LISBOA TEVE HOMENS, MULHERES E CRIANÇAS A VIVEREM EM GRUTAS ATÉ HÁ MUITO POUCO TEMPO ATRÁS



Lisboa Teve Homens em Cavernas Até Há Dez Anos

Domingo, 21 de Novembro de 2004

    Miséria atirou os mais pobres para as furnas, galerias subterrâneas onde chegavam a morar famílias inteiras. "As divisões eram feitas com cortinados e tapumes de madeira", descreve um homem que morou numa pedreira desactivada de Monsanto nos anos de 1930 Por Ana Henriques

    Os portugueses que visitam as habitações de trogloditas em Espanha, Marrocos ou na Tunísia mal adivinham que, até há pouco tempo, e bem mais perto, em Lisboa, também houve gente a morar em cavernas.

    Aquela que terá sido a última furna habitada da capital só há dez anos foi desocupada (ver texto nestas páginas). São escassos os testemunhos deste fenómeno, que teve maior expressão na serra de Monsanto: grande parte dos que foram obrigados a fazer das furnas a sua casa em pleno século XX morreram já, levando consigo as memórias desta estranha forma de vida. Também não parece haver grandes registos escritos sobre o dia-a-dia destas gentes famélicas e esfarrapadas.

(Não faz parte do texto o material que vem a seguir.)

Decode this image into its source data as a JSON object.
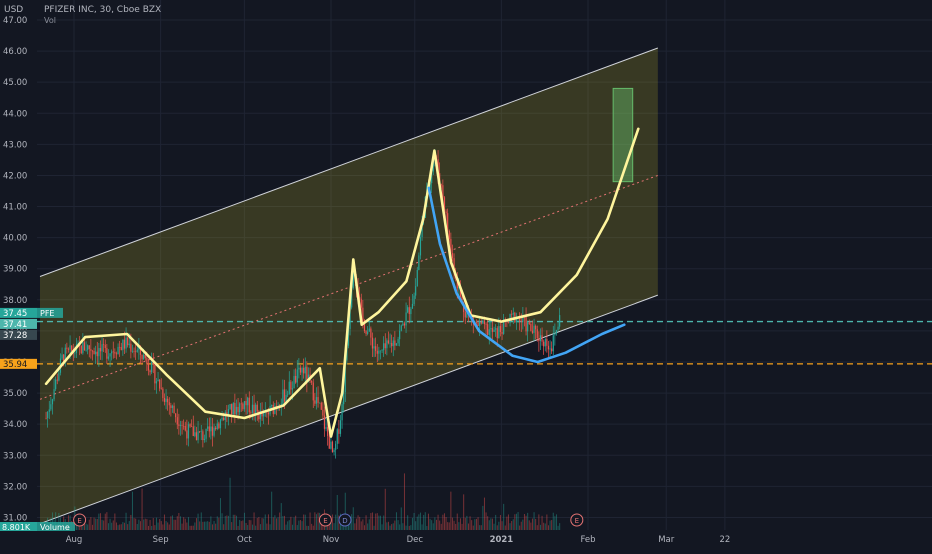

    Arlindo dos Santos tem 78 anos e não gosta de se lembrar do frio e das privações que passou quando em 1929 - teria então três anos - se mudou com a família para uma destas grutas. Ficava numa quinta particular nas imediações daquele que é hoje o bairro da Serafina. O seu proprietário permitiu à família de Arlindo dos Santos e a outras pessoas sem casa instalarem-se nas antigas pedreiras desactivadas localizadas nos seus terrenos. "Chegaram a viver assim no meio da serra umas 200 pessoas", calcula o septuagenário. Como? "À entrada punha-se um alpendre de zinco, para evitar que a chuva entrasse. Lá dentro havia uma escada com corrimão que descia até sete ou oito metros abaixo da terra". A iluminação, conta, era feita com candeeiros a petróleo. "O meu pai arranjou aquilo bem, com tapumes de madeira metidos na parede por causa da humidade".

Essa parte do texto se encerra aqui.